None of these things work in isolation. One must do all of them together (along with a few other things such as providing a chance to do service work for both the organization and the community.) But when all of these things are in place, change happens and lodges become fun places that have a large crowd of active members.

The lodges that do these things (give a full and excited welcome to every man of every background, put themselves out there and let men know that they are wanted, have lots of fun gatherings and serve meals with good food, provide mentors, and do good (really good) ritual work) are thriving. Young men are willing to come more often to meetings, to pay more for lodge dues (sometimes twice as much as the old boring lodges!) and put in a lot of time to keep the organization running.

I’ve moved back to Chicago where I am a member of a more traditional lodge without any of these attractions. I show up every so often, more from memory of what could be rather than anything available here. Yet I keep my membership at my lodge back in Seattle just because I still want to be connected in some way to one of these thriving lodges.

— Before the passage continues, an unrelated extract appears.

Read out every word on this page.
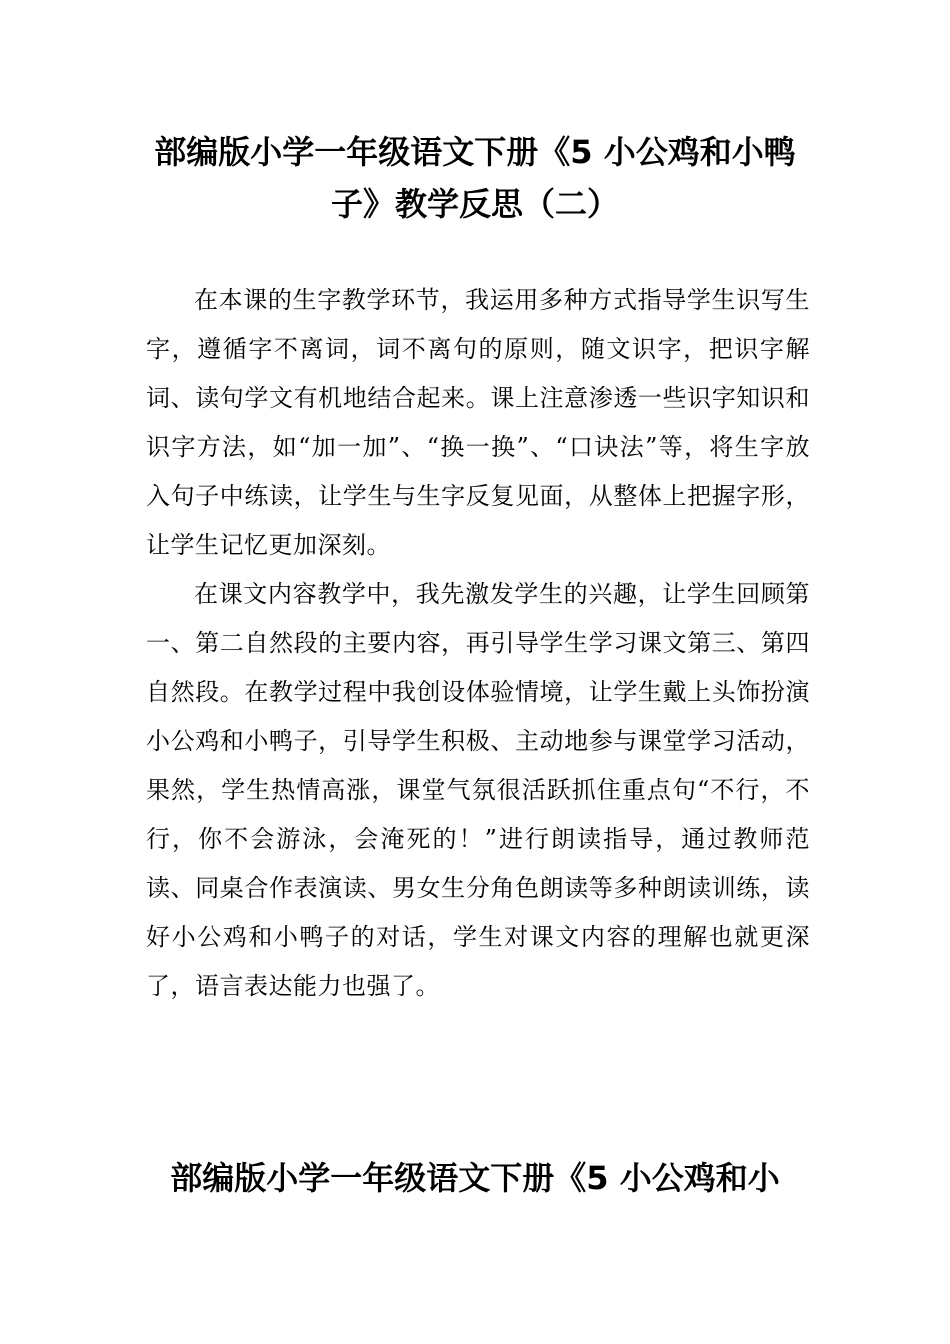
部编版小学一年级语文下册《5 小公鸡和小鸭子》教学反思（二）

在本课的生字教学环节，我运用多种方式指导学生识写生字，遵循字不离词，词不离句的原则，随文识字，把识字解词、读句学文有机地结合起来。课上注意渗透一些识字知识和识字方法，如“加一加”、“换一换”、“口诀法”等，将生字放入句子中练读，让学生与生字反复见面，从整体上把握字形，让学生记忆更加深刻。

在课文内容教学中，我先激发学生的兴趣，让学生回顾第一、第二自然段的主要内容，再引导学生学习课文第三、第四自然段。在教学过程中我创设体验情境，让学生戴上头饰扮演小公鸡和小鸭子，引导学生积极、主动地参与课堂学习活动，果然，学生热情高涨，课堂气氛很活跃抓住重点句“不行，不行，你不会游泳，会淹死的！”进行朗读指导，通过教师范读、同桌合作表演读、男女生分角色朗读等多种朗读训练，读好小公鸡和小鸭子的对话，学生对课文内容的理解也就更深了，语言表达能力也强了。

部编版小学一年级语文下册《5 小公鸡和小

I am willing to bet that there is something in this experience for Episcopal churches to consider. I rarely attend Episcopal churches, now. Episcopal churches (most churches) have little to tell the visitor that they will be welcome to become a part of the community, no guidance in how to enter the organization, little opportunity for fellowship, no mentoring, and the ritual is in the hands of a few specialists and their supporting choir. Episcopal churches that don’t change things will be like the old lodges filled with a few old guys wishing that they could have the old days back again.

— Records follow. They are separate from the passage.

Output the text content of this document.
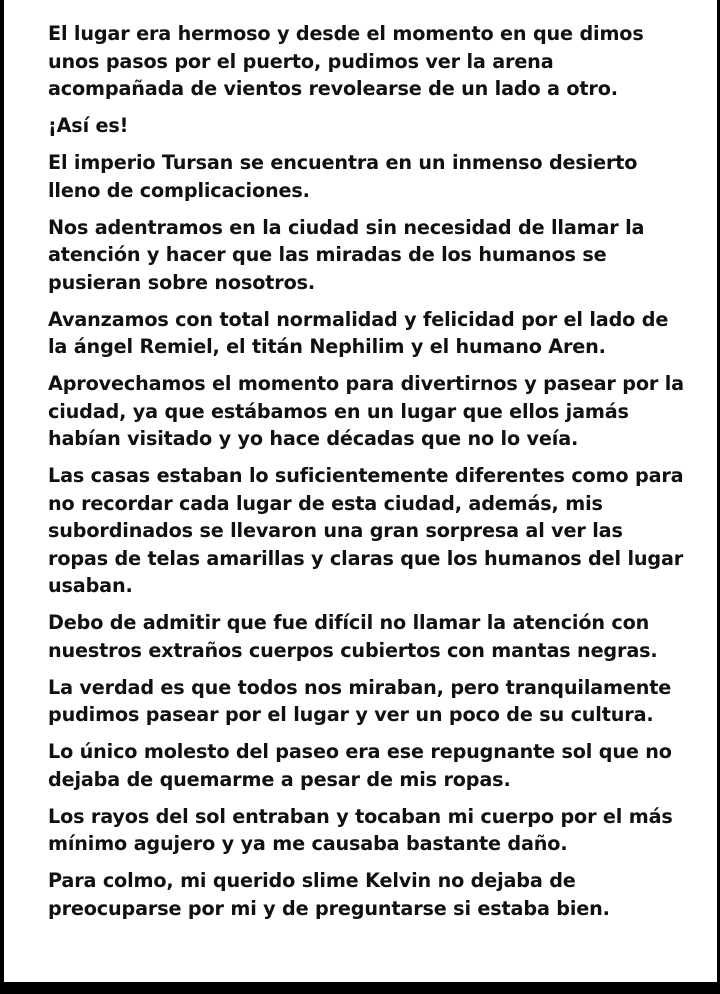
El lugar era hermoso y desde el momento en que dimos unos pasos por el puerto, pudimos ver la arena acompañada de vientos revolearse de un lado a otro.

¡Así es!

El imperio Tursan se encuentra en un inmenso desierto lleno de complicaciones.

Nos adentramos en la ciudad sin necesidad de llamar la atención y hacer que las miradas de los humanos se pusieran sobre nosotros.

Avanzamos con total normalidad y felicidad por el lado de la ángel Remiel, el titán Nephilim y el humano Aren.

Aprovechamos el momento para divertirnos y pasear por la ciudad, ya que estábamos en un lugar que ellos jamás habían visitado y yo hace décadas que no lo veía.

Las casas estaban lo suficientemente diferentes como para no recordar cada lugar de esta ciudad, además, mis subordinados se llevaron una gran sorpresa al ver las ropas de telas amarillas y claras que los humanos del lugar usaban.

Debo de admitir que fue difícil no llamar la atención con nuestros extraños cuerpos cubiertos con mantas negras.

La verdad es que todos nos miraban, pero tranquilamente pudimos pasear por el lugar y ver un poco de su cultura.

Lo único molesto del paseo era ese repugnante sol que no dejaba de quemarme a pesar de mis ropas.

Los rayos del sol entraban y tocaban mi cuerpo por el más mínimo agujero y ya me causaba bastante daño.

Para colmo, mi querido slime Kelvin no dejaba de preocuparse por mi y de preguntarse si estaba bien.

I know that it is odd to compare the experience of a fraternal lodge and a parish church. But group dynamics are group dynamics. I’ll bet that an Episcopal parish might have some success with doing this sort of thing, too.

Dennis Roberts

Laurel Cornell

Instead of giving up our hymnal, why don’t we teach people to sing? A group which met to do that would be “a kind of … social club to buoy connection-starved people.”

Jonathan Grieser

My blogpost on this article, which came after I learned about the budget fiasco at Executive Council is here:

I think Alex Pareene’s diagnosis of the problem being elites is perceptive, both for Muncie and for The Episcopal Church


My two cents. I think you’re right that to significantly abandon our liturgy would be a surrender of our particular charism and, I believe, a tragedy. I do think though that you hit the nail on the head with your suggestion that we need to focus on the formation of community outside of Sunday morning. We need to be more than a worship community – we need to be a community that worships.

Pragmatically, from my admittedly limited experience, we need better and consistently good preaching (maybe some varied voices as well?!) and music. Much of our hymnody is challenging for the increasing numbers of people who can’t read music (FYI: they don’t teach that in school much anymore). We also need to take faith formation seriously and find ways to help people see God at work in their daily lives.